# Duck/Goose saugage snack sticks



## Papa Greco

folpak said:


> I was just wondering if there was anybody with a recipe for duck/goose sausage snack sticks? I was thinking of using a recipe similar to a vension recipe. O, and im hoping to make jalapeno/cheese sticks. :corkysm55 Any help would be great


I run a wild game dinner every year and last year we had a bunch of great sportsman donate a LOT of waterfowl.

I made summer sausage out of goose breast and smoked kielbasa out of diver ducks. I used my seasoning mixes for both. There were absolutely NO leftovers! If we are lucky enough to get a lot of waterfowl this year, maybe I'll use my jalapeno/cheese mix! It does sound tasty.

With the mallards we made duck breast Marsala, and the extra goose breast I made a Thai curry, and also chili.

Everything was great.

Mike (Papa) Greco
www.papagrecos.com


----------



## maddiedog

Put it all in a cooler after the season and drive to norms in richville.
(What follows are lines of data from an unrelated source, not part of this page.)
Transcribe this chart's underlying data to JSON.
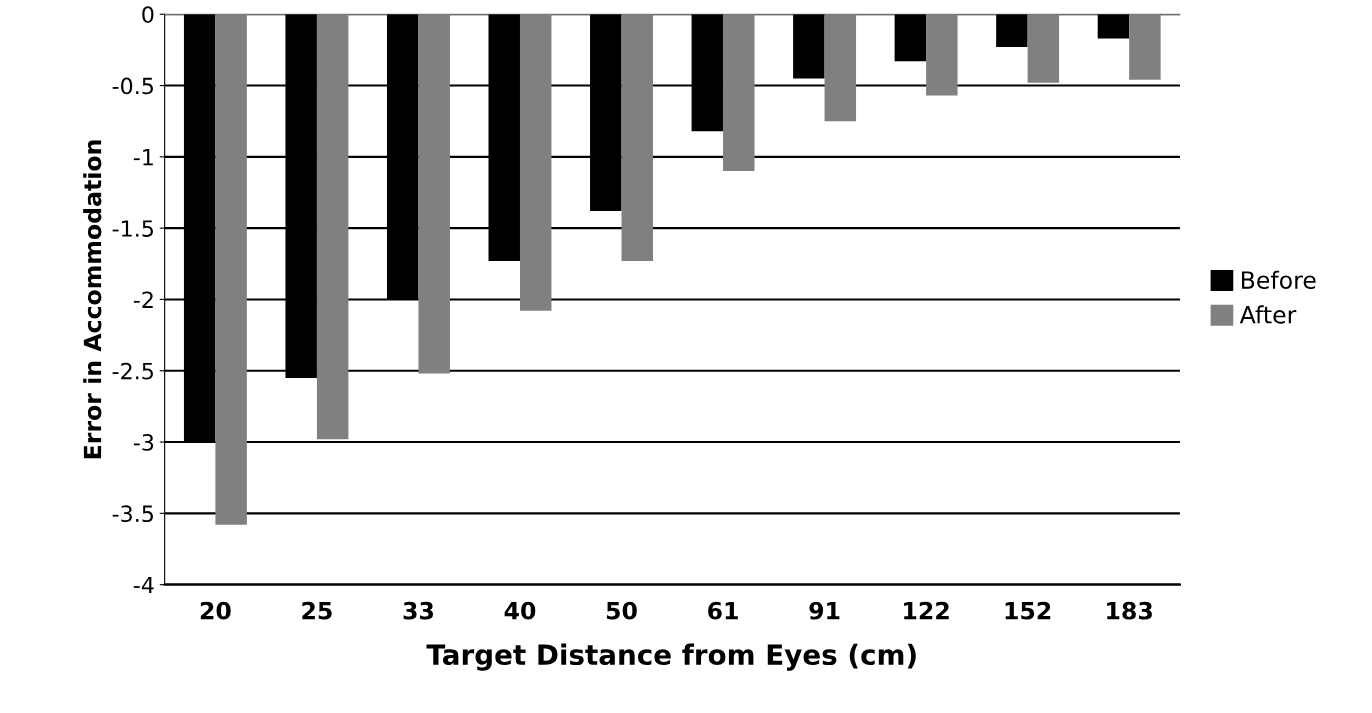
{
  "chart_data": {
    "type": "bar",
    "xlabel": "Target Distance from Eyes (cm)",
    "ylabel": "Error in Accommodation",
    "categories": [
      "20",
      "25",
      "33",
      "40",
      "50",
      "61",
      "91",
      "122",
      "152",
      "183"
    ],
    "series": [
      {
        "name": "Before",
        "color": "#000000",
        "values": [
          -3.0,
          -2.55,
          -2.0,
          -1.73,
          -1.38,
          -0.82,
          -0.45,
          -0.33,
          -0.23,
          -0.17
        ]
      },
      {
        "name": "After",
        "color": "#808080",
        "values": [
          -3.58,
          -2.98,
          -2.52,
          -2.08,
          -1.73,
          -1.1,
          -0.75,
          -0.57,
          -0.48,
          -0.46
        ]
      }
    ],
    "ylim": [
      -4,
      0
    ],
    "yticks": [
      -4,
      -3.5,
      -3,
      -2.5,
      -2,
      -1.5,
      -1,
      -0.5,
      0
    ],
    "grid": "y",
    "legend": "right"
  }
}
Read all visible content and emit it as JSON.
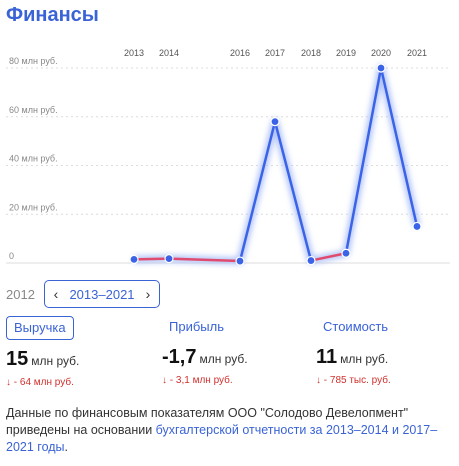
{
  "title": "Финансы",
  "chart_data": {
    "type": "line",
    "title": "",
    "x": [
      "2013",
      "2014",
      "2016",
      "2017",
      "2018",
      "2019",
      "2020",
      "2021"
    ],
    "series": [
      {
        "values": [
          1.5,
          1.8,
          0.8,
          58,
          1,
          4,
          80,
          15
        ]
      }
    ],
    "yticks": [
      "80 млн руб.",
      "60 млн руб.",
      "40 млн руб.",
      "20 млн руб.",
      "0"
    ],
    "ytick_values": [
      80,
      60,
      40,
      20,
      0
    ],
    "ylim": [
      0,
      80
    ],
    "grid": true,
    "colors": {
      "line": "#3a63e8",
      "negative_segment": "#e04a6e",
      "glow": "#a9bdf7"
    }
  },
  "nav": {
    "prev_year": "2012",
    "range_label": "2013–2021",
    "left_icon": "chevron-left-icon",
    "right_icon": "chevron-right-icon"
  },
  "metrics": [
    {
      "tab": "Выручка",
      "value": "15",
      "unit": "млн руб.",
      "delta": "↓ - 64 млн руб.",
      "active": true
    },
    {
      "tab": "Прибыль",
      "value": "-1,7",
      "unit": "млн руб.",
      "delta": "↓ - 3,1 млн руб.",
      "active": false
    },
    {
      "tab": "Стоимость",
      "value": "11",
      "unit": "млн руб.",
      "delta": "↓ - 785 тыс. руб.",
      "active": false
    }
  ],
  "footer": {
    "text_before": "Данные по финансовым показателям ООО \"Солодово Девелопмент\" приведены на основании ",
    "link": "бухгалтерской отчетности за 2013–2014 и 2017–2021 годы",
    "text_after": "."
  }
}
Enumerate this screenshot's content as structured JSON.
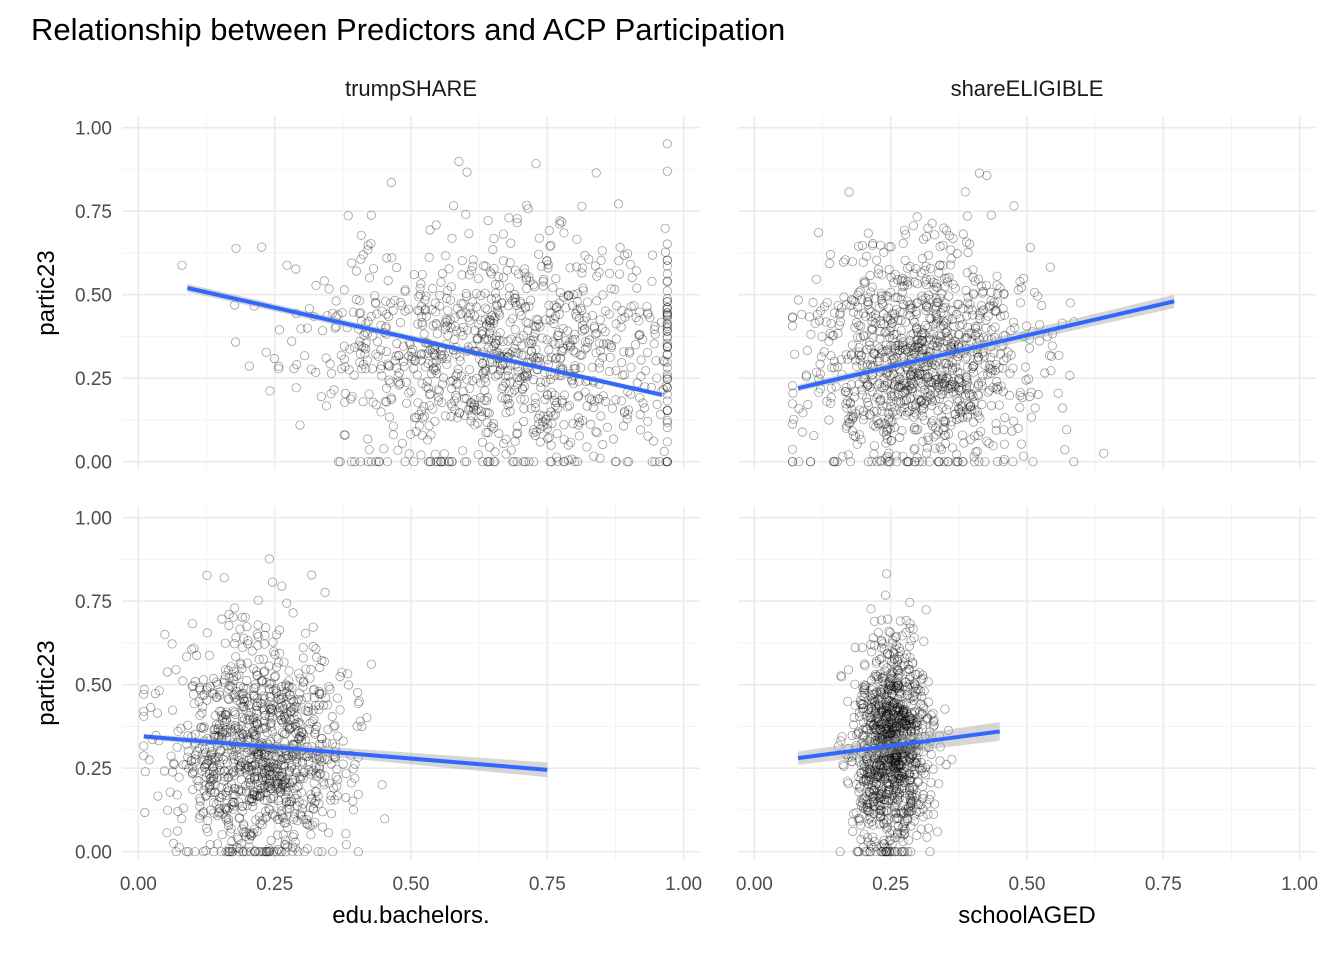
{
  "chart_data": {
    "type": "scatter",
    "title": "Relationship between Predictors and ACP Participation",
    "facet_layout": "2x2",
    "x_ticks": [
      "0.00",
      "0.25",
      "0.50",
      "0.75",
      "1.00"
    ],
    "y_ticks": [
      "0.00",
      "0.25",
      "0.50",
      "0.75",
      "1.00"
    ],
    "xlim": [
      -0.03,
      1.03
    ],
    "ylim": [
      -0.025,
      1.035
    ],
    "ylabel": "partic23",
    "xlabels": [
      "edu.bachelors.",
      "schoolAGED"
    ],
    "grid": true,
    "point_style": "open circle, black, semi-transparent",
    "fit_color": "#3366ff",
    "band_color": "#999999",
    "panels": [
      {
        "strip": "trumpSHARE",
        "x_range": [
          0.08,
          0.97
        ],
        "fit": {
          "x": [
            0.09,
            0.96
          ],
          "y": [
            0.52,
            0.2
          ],
          "se": [
            0.012,
            0.007
          ]
        },
        "points": {
          "n": 1100,
          "seed": 11,
          "x_mean": 0.66,
          "x_sd": 0.18,
          "y_mean": 0.33,
          "y_sd": 0.18
        }
      },
      {
        "strip": "shareELIGIBLE",
        "x_range": [
          0.07,
          0.78
        ],
        "fit": {
          "x": [
            0.08,
            0.77
          ],
          "y": [
            0.22,
            0.48
          ],
          "se": [
            0.01,
            0.02
          ]
        },
        "points": {
          "n": 1100,
          "seed": 23,
          "x_mean": 0.3,
          "x_sd": 0.1,
          "y_mean": 0.3,
          "y_sd": 0.17
        }
      },
      {
        "strip": "",
        "x_range": [
          0.01,
          0.76
        ],
        "fit": {
          "x": [
            0.01,
            0.75
          ],
          "y": [
            0.345,
            0.245
          ],
          "se": [
            0.008,
            0.022
          ]
        },
        "points": {
          "n": 1100,
          "seed": 37,
          "x_mean": 0.22,
          "x_sd": 0.08,
          "y_mean": 0.3,
          "y_sd": 0.17
        }
      },
      {
        "strip": "",
        "x_range": [
          0.07,
          0.46
        ],
        "fit": {
          "x": [
            0.08,
            0.45
          ],
          "y": [
            0.28,
            0.36
          ],
          "se": [
            0.02,
            0.028
          ]
        },
        "points": {
          "n": 1100,
          "seed": 51,
          "x_mean": 0.25,
          "x_sd": 0.035,
          "y_mean": 0.3,
          "y_sd": 0.16
        }
      }
    ]
  }
}
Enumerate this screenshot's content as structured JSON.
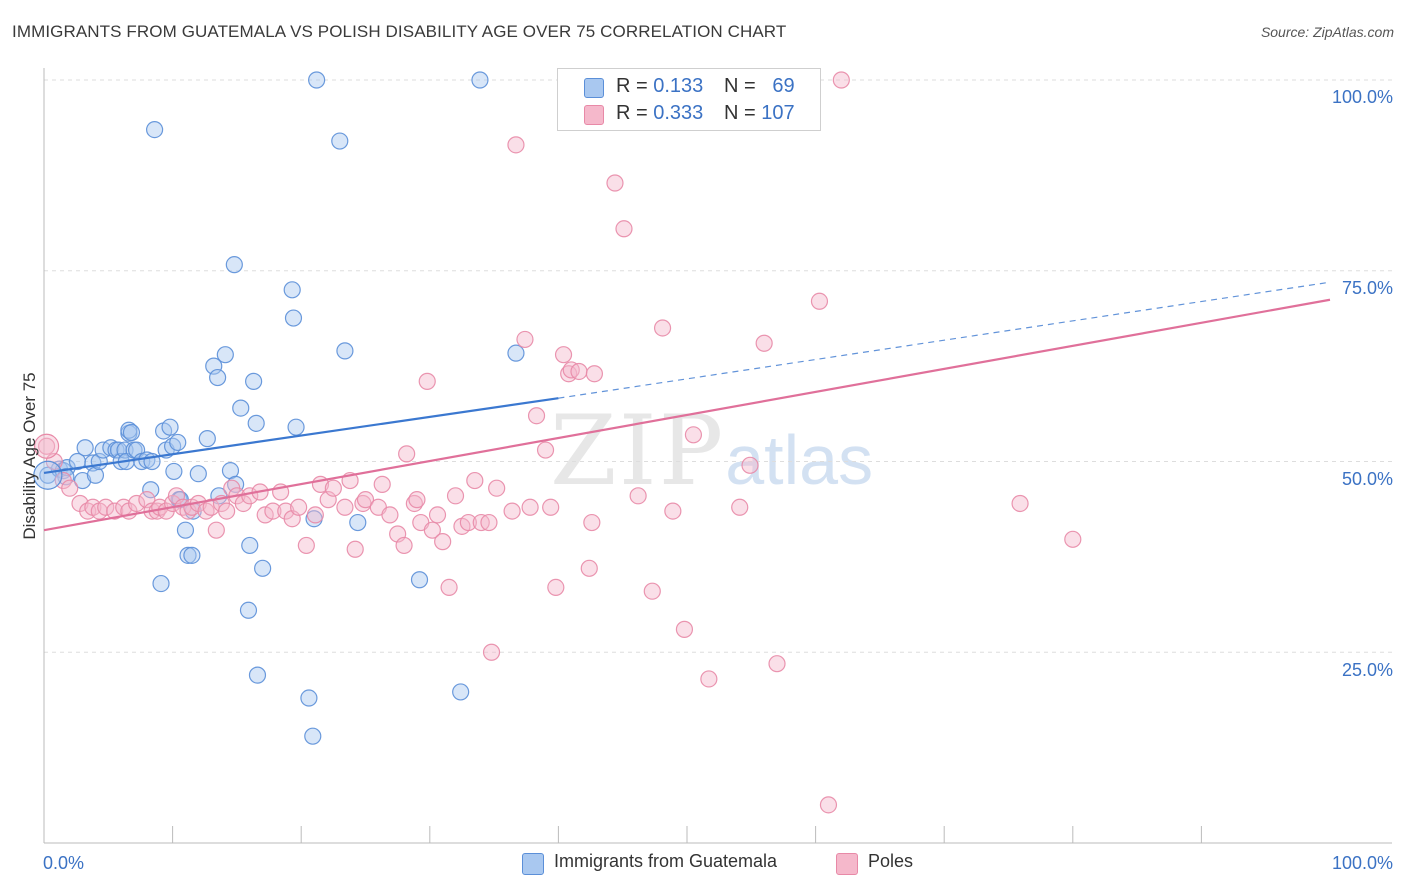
{
  "header": {
    "title": "IMMIGRANTS FROM GUATEMALA VS POLISH DISABILITY AGE OVER 75 CORRELATION CHART",
    "source": "Source: ZipAtlas.com"
  },
  "watermark": {
    "part1": "ZIP",
    "part2": "atlas"
  },
  "legend_top": {
    "rows": [
      {
        "r_label": "R =",
        "r_value": "0.133",
        "n_label": "N =",
        "n_value": "69"
      },
      {
        "r_label": "R =",
        "r_value": "0.333",
        "n_label": "N =",
        "n_value": "107"
      }
    ]
  },
  "legend_bottom": {
    "series1": "Immigrants from Guatemala",
    "series2": "Poles"
  },
  "axes": {
    "ylabel": "Disability Age Over 75",
    "x_min_label": "0.0%",
    "x_max_label": "100.0%",
    "y_ticks": [
      "100.0%",
      "75.0%",
      "50.0%",
      "25.0%"
    ]
  },
  "colors": {
    "blue_fill": "#a9c8f0",
    "blue_stroke": "#5b8fd8",
    "blue_line": "#3b78d0",
    "pink_fill": "#f5b8cb",
    "pink_stroke": "#e889a7",
    "pink_line": "#e0709a"
  },
  "chart_data": {
    "type": "scatter",
    "title": "IMMIGRANTS FROM GUATEMALA VS POLISH DISABILITY AGE OVER 75 CORRELATION CHART",
    "xlabel": "",
    "ylabel": "Disability Age Over 75",
    "xlim": [
      0,
      100
    ],
    "ylim": [
      0,
      100
    ],
    "grid": true,
    "legend": "bottom",
    "series": [
      {
        "name": "Immigrants from Guatemala",
        "R": 0.133,
        "N": 69,
        "trend": {
          "x0": 0,
          "y0": 48.5,
          "x1": 40,
          "y1": 58.3,
          "x_dash_end": 100,
          "y_dash_end": 73.5
        },
        "points": [
          [
            0.3,
            48.2
          ],
          [
            1.2,
            49.0
          ],
          [
            1.5,
            48.8
          ],
          [
            1.8,
            49.2
          ],
          [
            1.7,
            48.0
          ],
          [
            2.6,
            50.0
          ],
          [
            3.0,
            47.5
          ],
          [
            3.2,
            51.8
          ],
          [
            3.8,
            49.8
          ],
          [
            4.0,
            48.2
          ],
          [
            4.3,
            50.0
          ],
          [
            4.6,
            51.5
          ],
          [
            5.2,
            51.8
          ],
          [
            5.6,
            51.5
          ],
          [
            5.8,
            51.5
          ],
          [
            6.0,
            50.0
          ],
          [
            6.3,
            51.5
          ],
          [
            6.4,
            50.0
          ],
          [
            6.6,
            53.7
          ],
          [
            6.6,
            54.1
          ],
          [
            6.8,
            53.8
          ],
          [
            7.0,
            51.5
          ],
          [
            7.2,
            51.5
          ],
          [
            7.6,
            50.0
          ],
          [
            8.0,
            50.2
          ],
          [
            8.4,
            50.0
          ],
          [
            8.3,
            46.3
          ],
          [
            8.6,
            93.5
          ],
          [
            9.1,
            34.0
          ],
          [
            9.3,
            54.0
          ],
          [
            9.5,
            51.5
          ],
          [
            9.8,
            54.5
          ],
          [
            10.0,
            52.0
          ],
          [
            10.1,
            48.7
          ],
          [
            10.4,
            52.5
          ],
          [
            10.5,
            45.0
          ],
          [
            10.6,
            45.0
          ],
          [
            11.0,
            41.0
          ],
          [
            11.2,
            37.7
          ],
          [
            11.5,
            37.7
          ],
          [
            11.6,
            43.5
          ],
          [
            12.0,
            48.4
          ],
          [
            12.7,
            53.0
          ],
          [
            13.2,
            62.5
          ],
          [
            13.5,
            61.0
          ],
          [
            13.6,
            45.5
          ],
          [
            14.1,
            64.0
          ],
          [
            14.5,
            48.8
          ],
          [
            14.8,
            75.8
          ],
          [
            14.9,
            47.0
          ],
          [
            15.3,
            57.0
          ],
          [
            15.9,
            30.5
          ],
          [
            16.0,
            39.0
          ],
          [
            16.3,
            60.5
          ],
          [
            16.5,
            55.0
          ],
          [
            16.6,
            22.0
          ],
          [
            17.0,
            36.0
          ],
          [
            19.3,
            72.5
          ],
          [
            19.4,
            68.8
          ],
          [
            19.6,
            54.5
          ],
          [
            20.6,
            19.0
          ],
          [
            20.9,
            14.0
          ],
          [
            21.0,
            42.5
          ],
          [
            21.2,
            100.0
          ],
          [
            23.0,
            92.0
          ],
          [
            23.4,
            64.5
          ],
          [
            24.4,
            42.0
          ],
          [
            29.2,
            34.5
          ],
          [
            32.4,
            19.8
          ],
          [
            33.9,
            100.0
          ],
          [
            36.7,
            64.2
          ]
        ]
      },
      {
        "name": "Poles",
        "R": 0.333,
        "N": 107,
        "trend": {
          "x0": 0,
          "y0": 41.0,
          "x1": 100,
          "y1": 71.2
        },
        "points": [
          [
            0.2,
            52.0
          ],
          [
            0.8,
            50.0
          ],
          [
            1.5,
            47.5
          ],
          [
            2.0,
            46.5
          ],
          [
            2.8,
            44.5
          ],
          [
            3.4,
            43.5
          ],
          [
            3.8,
            44.0
          ],
          [
            4.3,
            43.5
          ],
          [
            4.8,
            44.0
          ],
          [
            5.5,
            43.5
          ],
          [
            6.2,
            44.0
          ],
          [
            6.6,
            43.5
          ],
          [
            7.2,
            44.5
          ],
          [
            8.0,
            45.0
          ],
          [
            8.4,
            43.5
          ],
          [
            8.8,
            43.5
          ],
          [
            9.0,
            44.0
          ],
          [
            9.5,
            43.5
          ],
          [
            10.0,
            44.5
          ],
          [
            10.3,
            45.5
          ],
          [
            10.8,
            44.0
          ],
          [
            11.2,
            43.5
          ],
          [
            11.5,
            44.0
          ],
          [
            12.0,
            44.5
          ],
          [
            12.6,
            43.5
          ],
          [
            13.0,
            44.0
          ],
          [
            13.4,
            41.0
          ],
          [
            13.8,
            44.5
          ],
          [
            14.2,
            43.5
          ],
          [
            14.6,
            46.5
          ],
          [
            15.0,
            45.5
          ],
          [
            15.5,
            44.5
          ],
          [
            16.0,
            45.5
          ],
          [
            16.8,
            46.0
          ],
          [
            17.2,
            43.0
          ],
          [
            17.8,
            43.5
          ],
          [
            18.4,
            46.0
          ],
          [
            18.8,
            43.5
          ],
          [
            19.3,
            42.5
          ],
          [
            19.8,
            44.0
          ],
          [
            20.4,
            39.0
          ],
          [
            21.1,
            43.0
          ],
          [
            21.5,
            47.0
          ],
          [
            22.1,
            45.0
          ],
          [
            22.5,
            46.5
          ],
          [
            23.4,
            44.0
          ],
          [
            23.8,
            47.5
          ],
          [
            24.2,
            38.5
          ],
          [
            24.8,
            44.5
          ],
          [
            25.0,
            45.0
          ],
          [
            26.0,
            44.0
          ],
          [
            26.3,
            47.0
          ],
          [
            26.9,
            43.0
          ],
          [
            27.5,
            40.5
          ],
          [
            28.0,
            39.0
          ],
          [
            28.2,
            51.0
          ],
          [
            28.8,
            44.5
          ],
          [
            29.0,
            45.0
          ],
          [
            29.3,
            42.0
          ],
          [
            29.8,
            60.5
          ],
          [
            30.2,
            41.0
          ],
          [
            30.6,
            43.0
          ],
          [
            31.0,
            39.5
          ],
          [
            31.5,
            33.5
          ],
          [
            32.0,
            45.5
          ],
          [
            32.5,
            41.5
          ],
          [
            33.0,
            42.0
          ],
          [
            33.5,
            47.5
          ],
          [
            34.0,
            42.0
          ],
          [
            34.6,
            42.0
          ],
          [
            34.8,
            25.0
          ],
          [
            35.2,
            46.5
          ],
          [
            36.4,
            43.5
          ],
          [
            36.7,
            91.5
          ],
          [
            37.4,
            66.0
          ],
          [
            37.8,
            44.0
          ],
          [
            38.3,
            56.0
          ],
          [
            39.0,
            51.5
          ],
          [
            39.4,
            44.0
          ],
          [
            39.8,
            33.5
          ],
          [
            40.4,
            64.0
          ],
          [
            40.8,
            61.5
          ],
          [
            41.0,
            62.0
          ],
          [
            41.6,
            61.8
          ],
          [
            42.0,
            100.0
          ],
          [
            42.4,
            36.0
          ],
          [
            42.6,
            42.0
          ],
          [
            42.8,
            61.5
          ],
          [
            44.4,
            86.5
          ],
          [
            45.1,
            80.5
          ],
          [
            46.2,
            45.5
          ],
          [
            47.0,
            100.0
          ],
          [
            47.3,
            33.0
          ],
          [
            48.1,
            67.5
          ],
          [
            48.9,
            43.5
          ],
          [
            49.8,
            28.0
          ],
          [
            50.5,
            53.5
          ],
          [
            51.7,
            21.5
          ],
          [
            54.1,
            44.0
          ],
          [
            54.9,
            49.5
          ],
          [
            56.0,
            65.5
          ],
          [
            57.0,
            23.5
          ],
          [
            60.3,
            71.0
          ],
          [
            61.0,
            5.0
          ],
          [
            62.0,
            100.0
          ],
          [
            75.9,
            44.5
          ],
          [
            80.0,
            39.8
          ]
        ]
      }
    ]
  }
}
Sent from my XT907 using Ohub Campfire mobile app


----------



## biernl

To me, a good sausage recipe is like a good hunting spot, hard to give up on a public forum. This is 10 pounds of cracked black pepper, garlic, high temp cheddar cheese, goose cut with a little pork shoulder stuffed in natural hog casings and smoke over charcoal with hickory and apple wood. Nothing better IMO, really good stuff!


----------